Randazzo Pass is a strong position between Etna and the Nebrodi Mountain range, but Allied air fleets have been hammering this road and many other targets as far as Messina with relentless fury. Every type of plane was hurled into the assault on the cracking and retreating Axis forces.
Some 350 tons of bombs were dropped on Messina alone during round-the-clock attacks, while other planes raked the roads and junctions throughout the enemy sector with bombs and machine-gun bullets. Scores of flaming vehicles were left on the highways, while RAF Wellingtons ranged northward and attacked the harbor of Naples. They also hit 30 landing craft on the beaches near Messina, from which the Allies have been attempting to prevent evacuation of enemy personnel.
Lay heavy minefields
The retreating Germans have laid heavy minefields and again resorted to all types of boobytraps. Nine bridges were blown up in the path of Americans advancing against stubborn opposition on the north coast near Caronia, east of San Stefano.
Troina, atop a 3,600-foot peak, fell after a week-long siege marked by the fiercest fighting since Tunisia.
The peak was held by a German suicide force of 1,500 who held out against terrific artillery barrages and air raids by as many as 70 dive bombers at a time. Key positions on its approaches changed hands several times in a single day in the see-saw battle that preceded its fall.
Reach Belpasso
The main British column driving northwestward from Catania reached Belpasso on the southern slopes of Mt. Etna, an advance of nearly seven miles.

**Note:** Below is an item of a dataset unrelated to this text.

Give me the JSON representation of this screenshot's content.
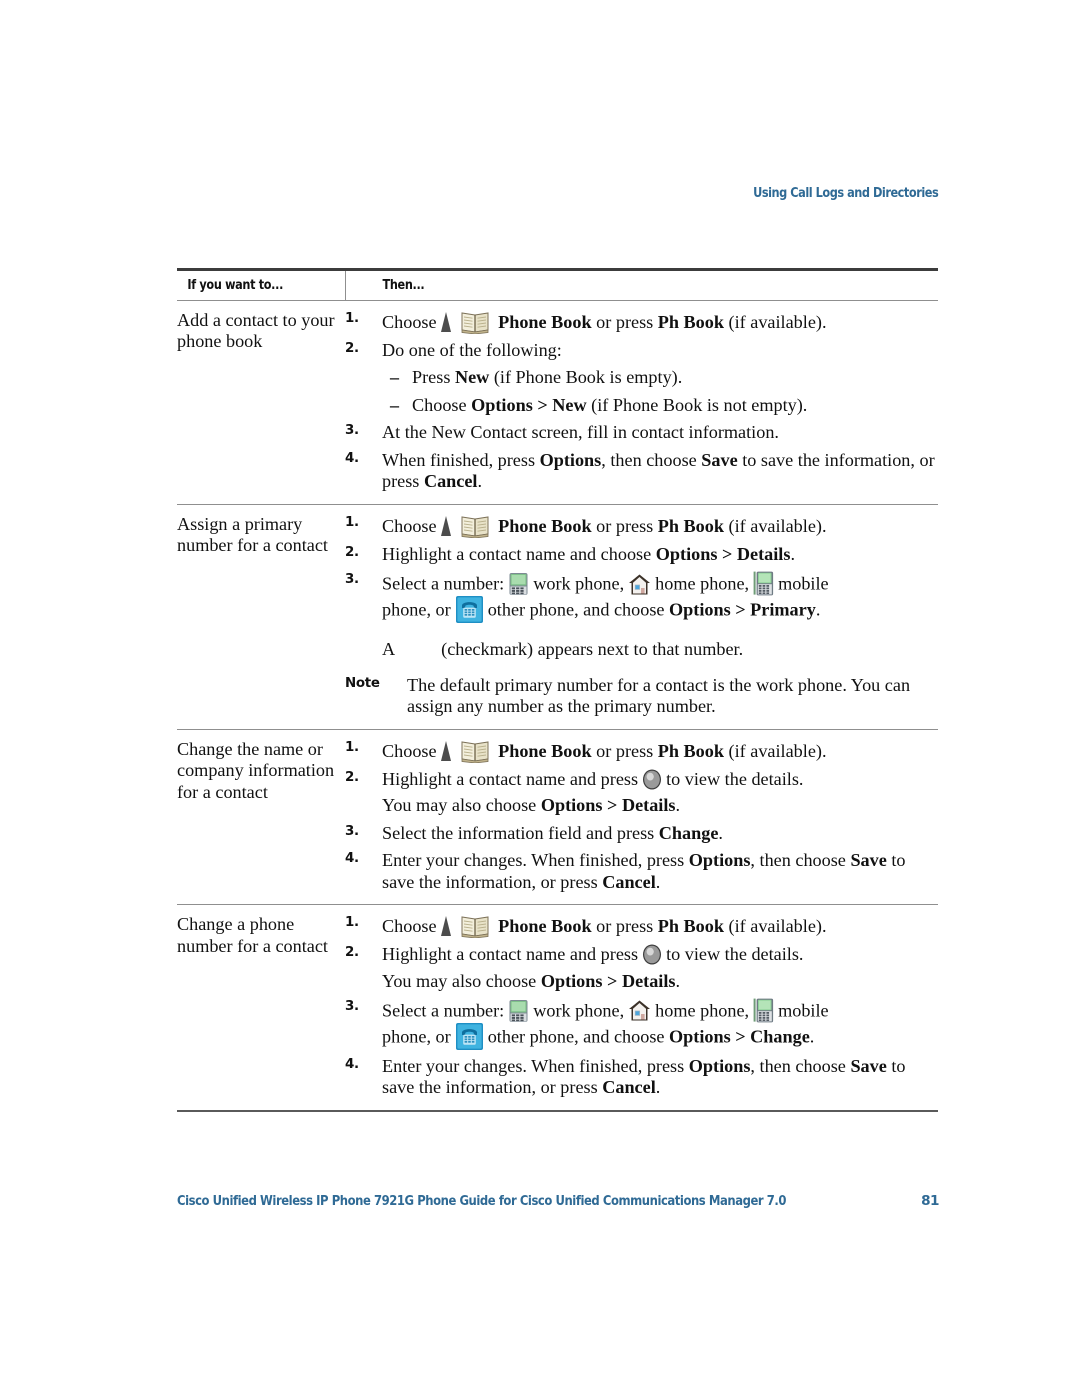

Ustica, a tiny island which Premier Mussolini used as a place of banishment for political opponents, was occupied by combined U.S. naval and military forces Thursday and the garrison of 100 Italian soldiers and sailors made prisoner. All Germans left the island July 11.
Two hundred and sixteen Italian civil prisoners and a guard were found on the island, in addition to 1,100 civilians, who were destitute and without water. Many were ill with malaria.
Meanwhile, U.S. destroyers were credited with sinking one heavily-laden enemy lighter and one of two escorting torpedo boats south of Lipari Island off the Sicilian north coast Tuesday night.
Sink 21 barges
Allied fighter-bombers, joining in the offensive against Axis shipping in Sicilian waters, sank 21 barges and four other small vessels Thursday night, a communiqué said.
The communiqué reported that U.S. destroyers and motor torpedo boats have in the past few nights driven as far east as the Gulf of Gioia on the west coast of the Italian toe without meeting enemy traffic.
British naval forces concentrated their bombardments on the Sicilian east coast road near Taormina, 28 miles south of Messina, where previous shellings loosed landslides that completely blocked that vital highway.
Clear Catania channel
All enemy sea traffic has ceased in this area too, the communiqué said, and minesweepers have begun clearing a channel into Catania, the big east coast port which fell to the British Thursday.
Enemy transport was also attacked in southern Italy, while the Naples raiders last night concentrated on the docks and railway communications.
Two enemy planes were shot down during the 24-hours ended last night and eight Allied planes were lost.
British four-engined Liberator and Halifax heavy bombers from the Middle East Command bombed San Giovanni, Italian mainland ferry terminus across a narrow strait from Messina, last night.